Jake & Dinos Chapman -The Wheels on The Bus Go Round and Round, Round and Round – Fibre de verre, plastique et matériaux divers – 2012 – Courtesy des artistes et de la Collection Francès

Ce qu'il reste, ceux qui restent...

Les morts dépendent entièrement de notre fidélité.

Vladimir Jankélévitch – L'imprescriptible, 1971


 

Que reste-t-il quand la mort a gagné, ce qui arrive toujours? Aucune possession ne peut "stopper l'hémorragie de l'être" ni déjouer l'ironie du temps, qui est "à la fois le chantier où l'ouvrage s'édifie et le terrain vague où il va tomber en ruine (20)" et rien ne se scelle jamais dans le temps, comme, d'une certaine manière, le dit l'oeuvre fascinante de Laurent Pernot (Temps givré). Pourtant, nous essayons de renverser le cours de cette "entropie existentielle" en faisant collection d'objets, en s'efforçant d'arracher au temps qui passe tout un trésor d'oeuvres et de matières, que l'on croit moins putrescibles que nous.
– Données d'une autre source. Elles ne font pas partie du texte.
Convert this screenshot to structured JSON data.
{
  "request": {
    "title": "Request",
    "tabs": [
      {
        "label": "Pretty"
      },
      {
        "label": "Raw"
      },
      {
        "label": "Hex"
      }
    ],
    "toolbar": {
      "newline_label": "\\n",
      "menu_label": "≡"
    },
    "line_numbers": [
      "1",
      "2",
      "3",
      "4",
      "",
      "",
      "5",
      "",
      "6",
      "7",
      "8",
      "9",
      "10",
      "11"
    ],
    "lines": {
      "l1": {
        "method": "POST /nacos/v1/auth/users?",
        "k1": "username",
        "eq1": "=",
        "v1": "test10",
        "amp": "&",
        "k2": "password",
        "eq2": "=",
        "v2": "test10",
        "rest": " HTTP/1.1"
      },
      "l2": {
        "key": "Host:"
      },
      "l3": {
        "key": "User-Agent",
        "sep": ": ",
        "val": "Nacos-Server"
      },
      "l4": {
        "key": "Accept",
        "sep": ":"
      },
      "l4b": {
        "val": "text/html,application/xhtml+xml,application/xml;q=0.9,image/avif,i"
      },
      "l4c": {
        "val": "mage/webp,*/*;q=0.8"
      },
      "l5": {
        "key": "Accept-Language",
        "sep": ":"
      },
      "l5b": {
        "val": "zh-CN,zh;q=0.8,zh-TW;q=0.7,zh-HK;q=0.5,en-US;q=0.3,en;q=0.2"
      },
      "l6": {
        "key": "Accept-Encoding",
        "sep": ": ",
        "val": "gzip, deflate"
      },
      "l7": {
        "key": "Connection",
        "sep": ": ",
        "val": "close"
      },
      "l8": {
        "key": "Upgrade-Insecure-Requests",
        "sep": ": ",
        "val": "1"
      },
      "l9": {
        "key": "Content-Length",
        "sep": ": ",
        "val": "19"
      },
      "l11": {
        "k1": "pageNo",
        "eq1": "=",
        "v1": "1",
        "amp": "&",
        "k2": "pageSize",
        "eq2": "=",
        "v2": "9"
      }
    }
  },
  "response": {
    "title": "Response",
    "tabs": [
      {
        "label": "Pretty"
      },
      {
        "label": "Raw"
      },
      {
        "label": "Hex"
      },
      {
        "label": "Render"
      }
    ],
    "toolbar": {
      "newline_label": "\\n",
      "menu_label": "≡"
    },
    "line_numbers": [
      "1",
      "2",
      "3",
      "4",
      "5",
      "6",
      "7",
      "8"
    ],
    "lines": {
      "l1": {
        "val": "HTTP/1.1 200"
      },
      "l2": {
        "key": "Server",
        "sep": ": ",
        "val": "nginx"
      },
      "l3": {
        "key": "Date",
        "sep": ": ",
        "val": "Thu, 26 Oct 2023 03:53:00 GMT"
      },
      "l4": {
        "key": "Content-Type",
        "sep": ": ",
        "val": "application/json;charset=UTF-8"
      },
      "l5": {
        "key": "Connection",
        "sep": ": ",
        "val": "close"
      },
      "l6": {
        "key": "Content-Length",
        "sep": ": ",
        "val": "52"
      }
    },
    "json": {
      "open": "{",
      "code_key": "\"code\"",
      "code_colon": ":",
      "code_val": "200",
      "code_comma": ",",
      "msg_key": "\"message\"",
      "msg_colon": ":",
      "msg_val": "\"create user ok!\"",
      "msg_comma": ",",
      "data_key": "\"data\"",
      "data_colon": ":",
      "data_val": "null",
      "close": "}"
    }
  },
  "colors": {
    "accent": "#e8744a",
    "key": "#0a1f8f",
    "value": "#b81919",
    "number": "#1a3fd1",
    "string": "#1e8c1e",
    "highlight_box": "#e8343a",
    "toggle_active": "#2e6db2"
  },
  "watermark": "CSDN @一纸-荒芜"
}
Car de cela sans doute la vie des morts dépend, des objets supports de mémoire, des souvenirs matérialisés: c'est la veste transcendée en oeuvre d'art que portait le père de Kamel Yahiaoui au jour de sa mort, ce sont les photos de Nathalie Déposé dans la maison à moitié vide de ses grands-parents, ce sont aussi, d'une manière différente, les Mues de Mathilde Roussel, sorte d'empreintes physiques autant que mémorielles du temps qui passe. Les photographies de la série Concession à perpétuité, pour lesquelles Thierry Arensma a arpenté les cimetières de France, ne traitent pas tant de la mort que de la manière dont, au delà de la signification institutionnelle et collective du cimetière, nous poursuivons, chacun, un lien vivant avec la personne disparue au travers de la ritualisation du souvenir que constituent les objets funéraires, ornements, plaques, médaillons, stèles, fleurs, épitaphes...Pourtant, tous les cimetières sont aussi des lieux d'abandon. Car comme il n'y a d'«avoir été» que dans le souvenir de ceux qui vivent encore, le souvenir lui non plus n'échappe pas au temps qui ensevelit peu à peu les vestiges du passé. C'est cette double disparition, celle de ceux qui vécurent et celle là même de leur souvenir en leur dernier lieu que tente d'évoquer l'artiste. Mais encore: les fleurs, symbole d'amour et d'éphémère, celles , en couronnes, de Mai Tabakian, celles, s'élançant de la pierre tombale du 3ème cloitre en une sublime Envolée, de Marie-Hélène Richard.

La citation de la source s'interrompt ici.